Sunday, October 25, 2009

Straight from the Page

There's a misconception among a fair amount of directors of comic book movie adaptations that they can simply use the source material as a story board. In my opinion, this is a big mistake and couldn't be further from the truth. Yes, it's great fan service when nerds such as myself see these scenes in the trailer and procede to 'ooh' and 'aah'. But, all too often, that's all these types of scenes really accomplish. They're there to appease the fans of the source material; the die-hards who are looking for something that reminds them of one of their favorite comics. It's an easy way of making a film look as if its reverent to its source material, and most of the time this reverence is purely superficial.

A perfect example of this is the Watchmen film, which packed in a ton of shots ripped straight from the pages of the comic. The problem is, a comic doesn't work like a movie story board. In the comic book medium, the reader is completely in control of time. As a reader, you decide how long your eyes dwell on each panel, you can look ahead, and you skip backwards.

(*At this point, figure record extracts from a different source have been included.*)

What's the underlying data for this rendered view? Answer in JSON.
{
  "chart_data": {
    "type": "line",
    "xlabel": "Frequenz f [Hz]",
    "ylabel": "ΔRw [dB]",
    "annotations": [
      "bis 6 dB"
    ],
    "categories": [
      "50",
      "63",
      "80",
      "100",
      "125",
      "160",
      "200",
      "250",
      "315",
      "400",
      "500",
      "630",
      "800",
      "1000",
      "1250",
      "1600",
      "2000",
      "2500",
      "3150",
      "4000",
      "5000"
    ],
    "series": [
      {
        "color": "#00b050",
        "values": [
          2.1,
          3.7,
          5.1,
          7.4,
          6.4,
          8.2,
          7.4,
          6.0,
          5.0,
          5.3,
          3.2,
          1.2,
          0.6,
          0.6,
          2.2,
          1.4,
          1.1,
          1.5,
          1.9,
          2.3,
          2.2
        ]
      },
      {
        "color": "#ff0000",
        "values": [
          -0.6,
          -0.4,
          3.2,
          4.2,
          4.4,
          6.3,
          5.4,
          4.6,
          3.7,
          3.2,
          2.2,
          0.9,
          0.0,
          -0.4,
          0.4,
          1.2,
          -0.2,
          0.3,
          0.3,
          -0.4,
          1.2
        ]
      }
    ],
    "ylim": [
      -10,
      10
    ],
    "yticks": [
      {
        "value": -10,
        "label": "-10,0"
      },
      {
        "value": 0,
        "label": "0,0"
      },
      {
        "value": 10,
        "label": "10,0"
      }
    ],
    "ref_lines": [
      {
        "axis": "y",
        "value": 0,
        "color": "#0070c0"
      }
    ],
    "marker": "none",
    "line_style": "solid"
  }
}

A movie can't replicate this experience, no matter how hard it tries, and simply ripping an image from a panel, no matter how iconic, isn't a worthy substitute. Zach Snyder would have better served the source material if he'd shot the Watchmen film in a way that made more filmic sense, instead of being a slave to the visual content of the graphic novel. While, this certainly wasn't the hugest problem that movie had in terms of faithfulness to the source, it's one thing that could have made a huge difference in my ultimate opinion of the film.